Старик кладет ему руку на плечо.
– Ты тот, кого ждали. Понял, сынок? Мы ждали, ядрена медь, и ты пришел. Вот оно… Так что получай и храни. – Он обводит взглядом остальных. – Люди, я правильно говорю?
– Правильно, мужик!.. У гроба карманов нету!.. А родня продаст да пропьет!.. А ты, пацан, бери, это тебе не ГТО…
Взгляд Фёдорова прикован к трубе.
– Можно потрогать? – Осторожно поднимает инструмент со стола, трогает металл заскорузлыми пальцами, нажимает педали. – Ядрена медь! И это все оттуда? А можешь еще раз? Для меня вот лично?
– И для нас, для нас тоже! – раздаются голоса.
Снова звенит печальный марш, но теперь люди хлопают в ладоши, отбивают ритм. Но примечает Егоров, как в застекленном тамбуре возникает фигура милиционера.
– Прекратить! – кричит сержант, едва войдя в закусочную и расталкивая людей. – Вы сюда культурно отдыхать пришли или что?
Умолкает Никитина труба.
– Да пусть парень играет!.. Это же «Славянка»! Не знаете?..
– Набрались, как свиньи, и балаган устроили!
Фёдоров проталкивается вперед.
– А, ну смир-р-на!.. Представиться по форме, кто такой?!
– Ты на меня не ори, – говорит милиционер. – Вот заберу, узнаешь.
– Я старше по званию. Имею право. Я Вену брал.
– Мне плевать, что ты там брал, а что сдавал. Не положено.
Выходит маленькая пожилая женщина в белой косынке, с красными дрожащими руками.
– А тебе что? – спрашивает сержант.
– Не тебе, – кричит женщина, – а вам! Не сметь мне тыкать!
Боже, думает Егоров, неужели это все с ними «Славянка» сделала? Вспомнили, что они люди, откуда родом, и стали бесстрашными. Сама власть нипочем.

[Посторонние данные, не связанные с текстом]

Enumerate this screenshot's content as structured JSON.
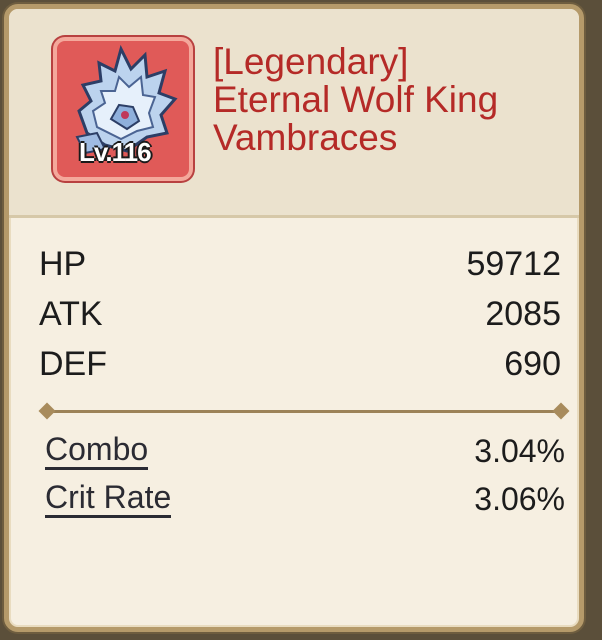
{
  "item": {
    "level_label": "Lv.116",
    "name_lines": [
      "[Legendary]",
      "Eternal Wolf King",
      "Vambraces"
    ],
    "rarity_color": "#b52a27",
    "icon": "wolf-king-vambraces-icon"
  },
  "stats": [
    {
      "label": "HP",
      "value": "59712"
    },
    {
      "label": "ATK",
      "value": "2085"
    },
    {
      "label": "DEF",
      "value": "690"
    }
  ],
  "sub_stats": [
    {
      "label": "Combo",
      "value": "3.04%"
    },
    {
      "label": "Crit Rate",
      "value": "3.06%"
    }
  ]
}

– И не сметь обзывать нас свиньями!
– Правильно! – кричат вокруг.
Она дальше не может говорить, только беззвучно разводит руками, ее уводят в сторону кухни.
А люди будто очнулись.
– Пошел отсюда на хрен со своим пистолетом!
Руки тянутся к погонам на полушубке, милиционер уворачивается.
Вмешивается Фёдоров. Он слегка толкает сержанта в грудь, тот почти падает на стул, шапка слетает с головы, утирает пот со лба.
– Оставьте дурака в покое, – говорит он людям, надевая шапку на сержанта. – Милиционер не виноват. Его жизнь таким сделала. А ты, друг сивый, посиди, музыки послушай.
Фёдоров наливает сержанту полный стакан, тот, поколебавшись, выцеживает до дна, закусывает. Все замерли, ждут, что будет дальше. После второго стакана сержант снимает полушубок, расстегивает китель, лицо красное, становится пьяный, как все.
– Ладно, слушай, – говорит он Егорову, – а «Молдаванку» можешь?.. Сам я из Молдавии, понимаешь, из Бендер. Василием меня зовут. Тончу Василий.
И вот уже сдвинуты столы. И закуска общая, и вино. Сало вытаскивают из корзин, режут ломтями, разливают самогон. Егоров играет, люди поют, раскачиваясь, и не замечают, как сержант, поправив форму, уходит…
Никто не замечает и другое: машины подъезжают, из них выходят военные, направляют фары на дверь, ждут.
– Неужели мент заложил?
– Вряд ли, – говорит Прибытко. – И без него, думаю, нашелся доброжелатель.